In November 2016, someone in a Type 1 diabetes forum shared a story entitled, “The Whole World is Celebrating: Diabetes Vaccine Officially Revealed!” The story, posted on Nutrition Sumo, shared a picture of a needle with a green fluid. I didn’t recognize Nutrition Sumo, but I wondered if they had repackaged a story from a reputable news site. As an editor, I couldn’t risk missing out on a big story, so I clicked.
The date for the story was new. The article was about a legitimate research effort by Dr. Denise Faustman at Massachusetts General Hospital. Dr. Faustman is trying to repurpose an old tuberculosis vaccine to stop Type 1 diabetes; she and her team were going to start clinical trials of the experimental treatment.
So far, so good. But the news didn’t quite match the title, which implied that officials had declared that a vaccine for diabetes had been discovered. Also, the article cited an announcement from the 75th Scientific Sessions of the American Diabetes Association, which took place a year and a half earlier than the article had been published. The whole thing felt more than a little off.
On a hunch, I Google-searched the title in quotes, and found that that phrase was used for many other articles by similar-looking sites. About half of the articles were nearly identical in title, image, and text to the Nutrition Sumo article. Some, though, had roughly the same title, but different text. These articles described a research effort in Mexico that was also being touted as a cure for diabetes. This treatment involved injecting one’s own blood back into one’s body to boost the immune system. A quick Google search yielded that the fact-checking site Snopes.com dissproved this “cure” by citing a Spanish-language newspaper report in which the Mexican Ministry of Health declared the treatment a fraud.
Just because a story isn’t true, however, doesn’t mean it dies on the internet. There are still several sites which are running news of the Mexican diabetes vaccine, without any corrections to indicate the story is false. Some stories even run a hybrid story which mixes up facts of the two different articles.

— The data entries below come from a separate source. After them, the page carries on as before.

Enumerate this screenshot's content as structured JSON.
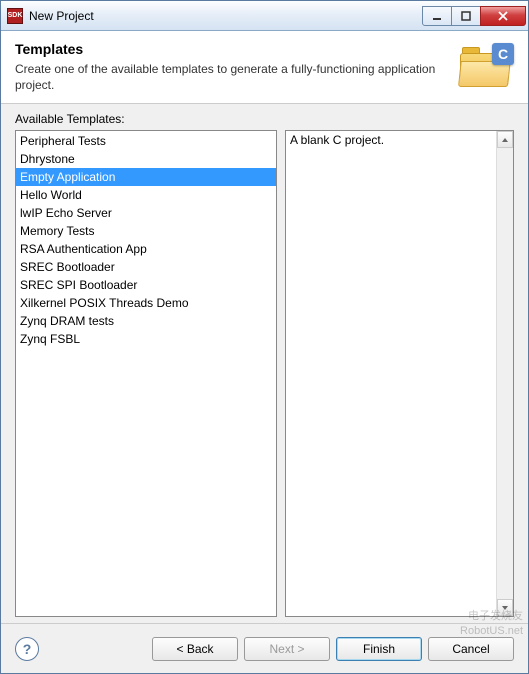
{
  "window": {
    "icon_text": "SDK",
    "title": "New Project"
  },
  "header": {
    "title": "Templates",
    "description": "Create one of the available templates to generate a fully-functioning application project."
  },
  "available_label": "Available Templates:",
  "templates": [
    "Peripheral Tests",
    "Dhrystone",
    "Empty Application",
    "Hello World",
    "lwIP Echo Server",
    "Memory Tests",
    "RSA Authentication App",
    "SREC Bootloader",
    "SREC SPI Bootloader",
    "Xilkernel POSIX Threads Demo",
    "Zynq DRAM tests",
    "Zynq FSBL"
  ],
  "selected_index": 2,
  "description_text": "A blank C project.",
  "buttons": {
    "back": "< Back",
    "next": "Next >",
    "finish": "Finish",
    "cancel": "Cancel",
    "help": "?"
  },
  "watermarks": [
    "电子发烧友",
    "RobotUS.net"
  ]
}
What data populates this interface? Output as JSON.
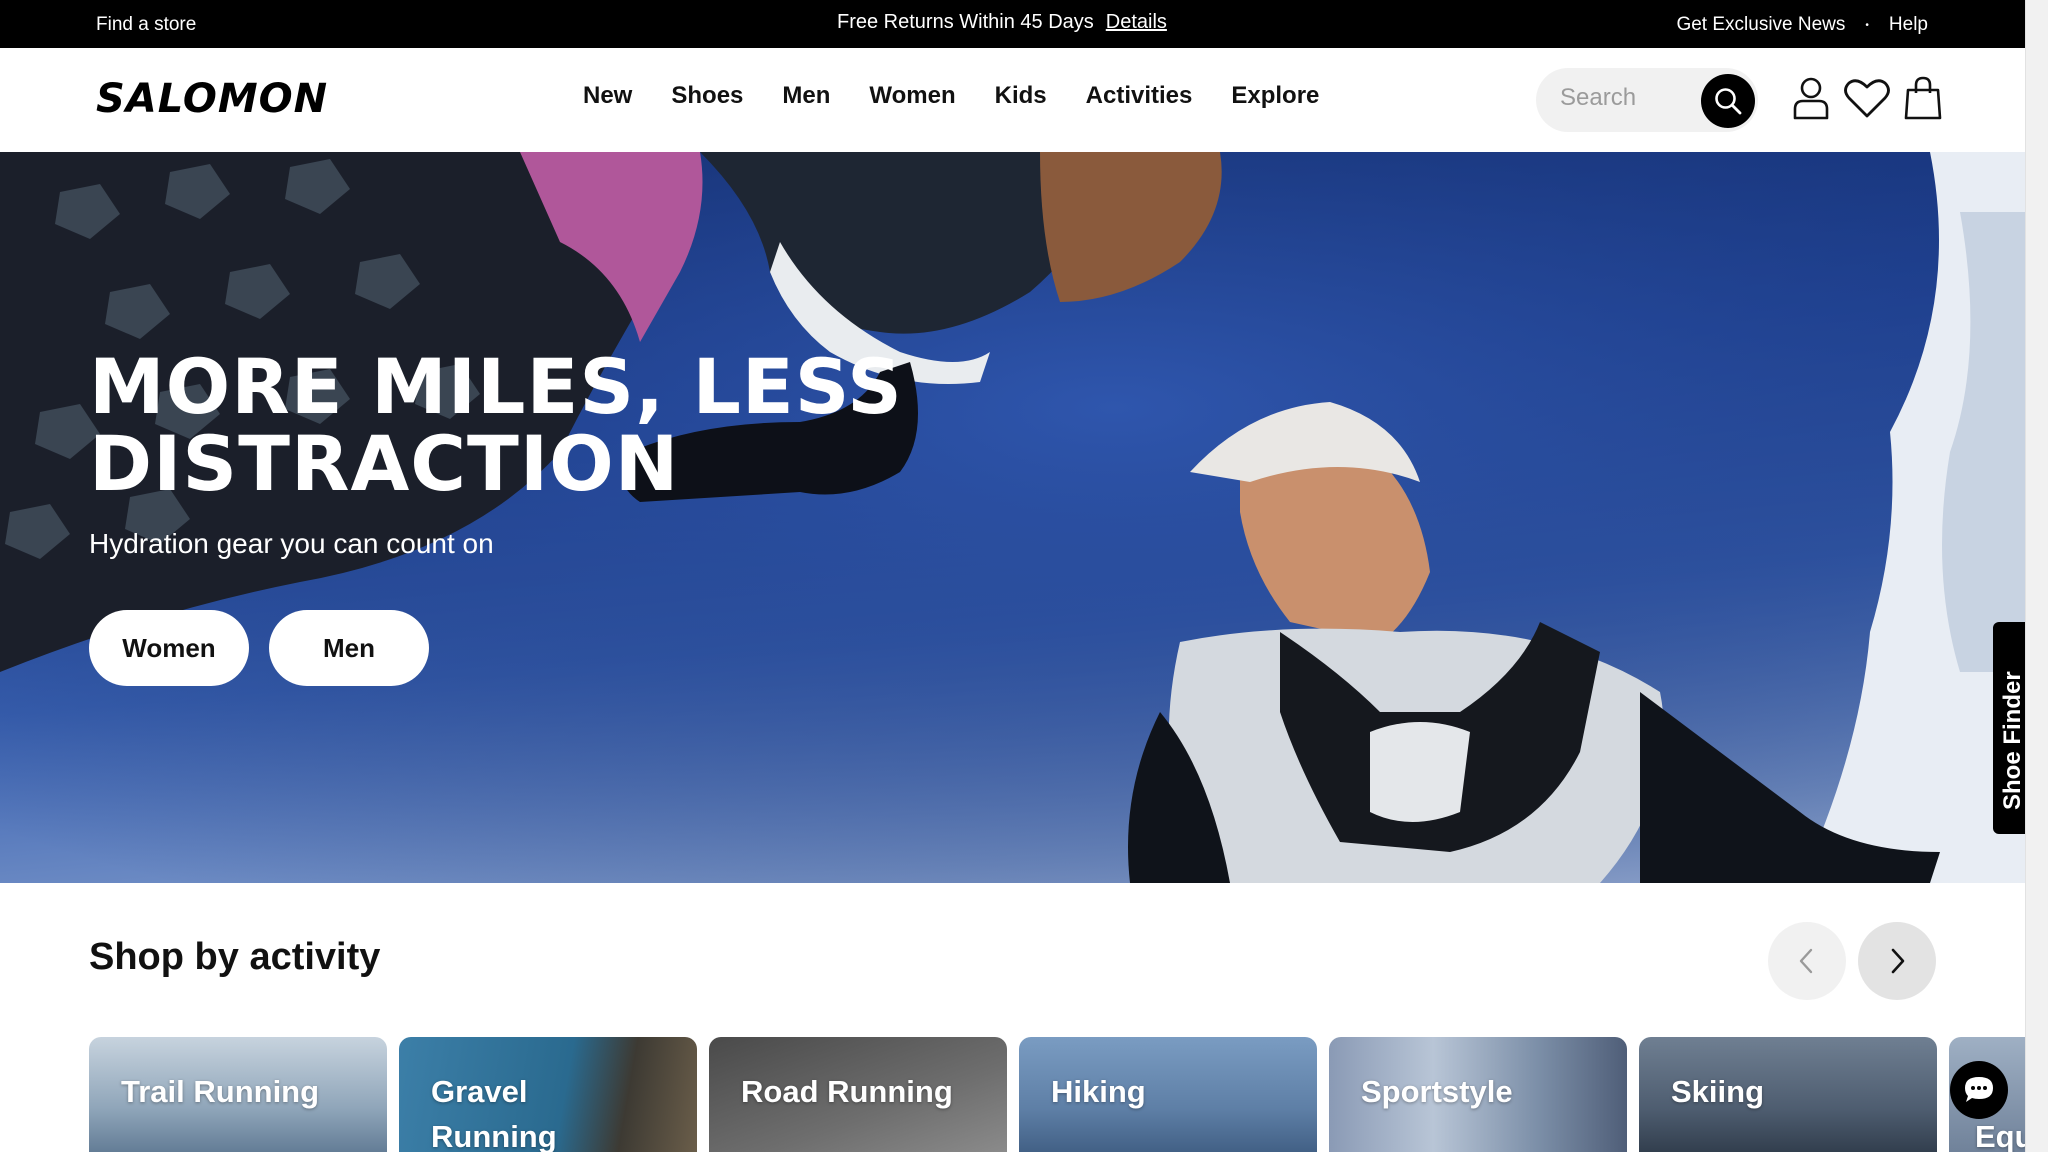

The sites that posted these two different stories shared many similar characteristics, beside a shared affinity for inaccurate hyperbole. These common characteristics can help readers determine the credibility of similar “health news” sites.
Such sites often have:
- Aggressive pop-up ads as soon as you land on the site
- A difficult user experience, as the articles are buried beneath too many ads or the ads move to take up your screen
- Miracle-sounding cures for other health conditions
- Broken links for sources, or links to similar-sounding sites with the exact same articles
- A non-existent “About Us” section or an “About Us” section which doesn’t tell you anything concrete
- Writing which is filled with obvious grammatical errors or typos
- Warnings that you need to update your computer’s programs or web browser
Not every site which has one or two of these characteristics is a scam (Insulin Nation has been known to have a broken link or two, and our grammar is far from perfect). However, if you read an article that sounds too good to be true, keep these characteristics in the back of your head. When you’re done reading an article, try to find out more about the publisher, click on the source of the news, or see if you can find a mainstream publication which backs up the claim. If those efforts fail, you’ve probably fallen victim to clickbait.
If you find a scammy site, don’t share the article, even as a joke (you’ll notice we didn’t share the links). Instead, warn others to avoid the site without providing a link to it. Your efforts might spare someone else the disappointment you just experienced.